Install Maven
To build and run, run the following command:
./run.sh joelkattapuram@berkeley.edu {number of games}
ex:
./run.sh joelkattapuram@berkeley.edu 100
I first built a frequency map of all characters based on word length. For example, a word of length 1 is most likely to contain characters 'a' or 'i' so those two characters are mapped to that value. This is sufficient to perform relatively decently in the hangman challenge, however, it fails to be optimal since it simply guesses the most common letters.

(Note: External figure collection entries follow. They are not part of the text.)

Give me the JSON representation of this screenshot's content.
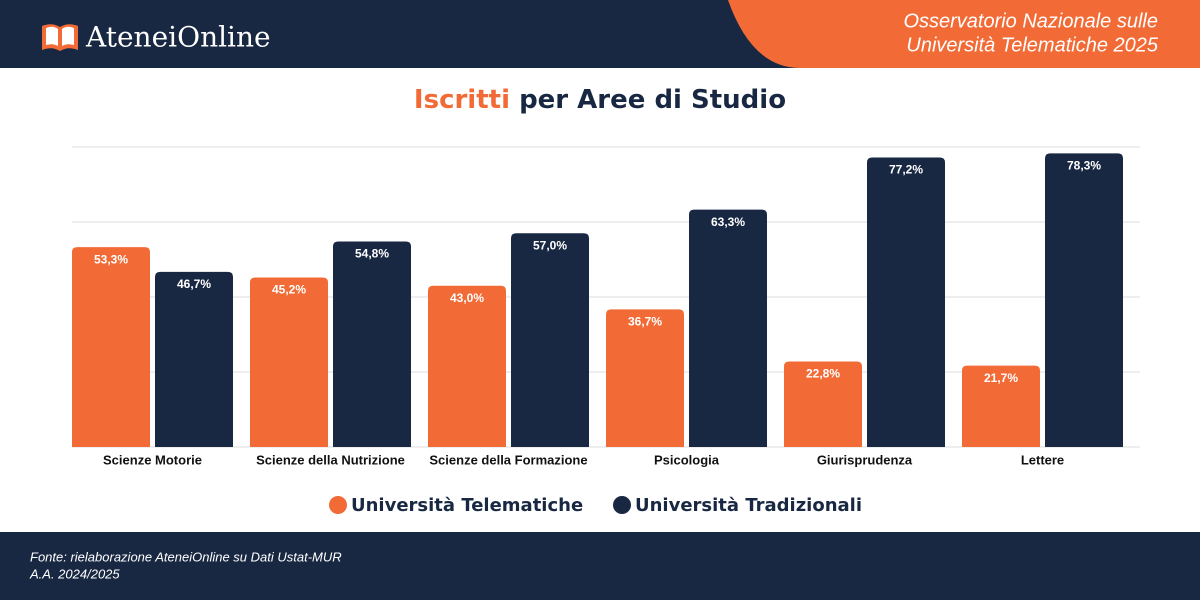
{
  "header": {
    "logo": "AteneiOnline",
    "subtitle": [
      "Osservatorio Nazionale sulle",
      "Università Telematiche 2025"
    ]
  },
  "chart_data": {
    "type": "bar",
    "title": [
      "Iscritti",
      "per Aree di Studio"
    ],
    "categories": [
      "Scienze Motorie",
      "Scienze della Nutrizione",
      "Scienze della Formazione",
      "Psicologia",
      "Giurisprudenza",
      "Lettere"
    ],
    "series": [
      {
        "name": "Università Telematiche",
        "color": "#f26b36",
        "values": [
          53.3,
          45.2,
          43.0,
          36.7,
          22.8,
          21.7
        ],
        "value_labels": [
          "53,3%",
          "45,2%",
          "43,0%",
          "36,7%",
          "22,8%",
          "21,7%"
        ]
      },
      {
        "name": "Università Tradizionali",
        "color": "#192842",
        "values": [
          46.7,
          54.8,
          57.0,
          63.3,
          77.2,
          78.3
        ],
        "value_labels": [
          "46,7%",
          "54,8%",
          "57,0%",
          "63,3%",
          "77,2%",
          "78,3%"
        ]
      }
    ],
    "ylim": [
      0,
      80
    ],
    "yticks": [
      0,
      20,
      40,
      60,
      80
    ],
    "grid": true
  },
  "footer": {
    "source": "Fonte: rielaborazione AteneiOnline su Dati Ustat-MUR",
    "period": "A.A. 2024/2025"
  }
}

So, I began working on a second algorithm based on a large list of all the most common english words (conditional probability). Similarily mapping word length to a list of words, I used regex expressions to match patterns in the input word to those within the mapping to identify the most likely characters remaining. To artificially introduce priority based on word commonality, I included multiple word lists, hoping that the most common words would end up appearing multiple times in the map. This worked well for the final aspects of the challenge, when only a few blanks remained, but was slow and innacurate initially when attempting to guess the first several characters due to the sheer number of potential matches given an entirely blank word.
To be as optimal as possible, I combined these two algorithms, allowing the first algorithm to guess for the first 40% of guesses and letting the conditional probability-based algorithm take over for the remaining 60%. This achieved a success-rate between 45-65% in my testing.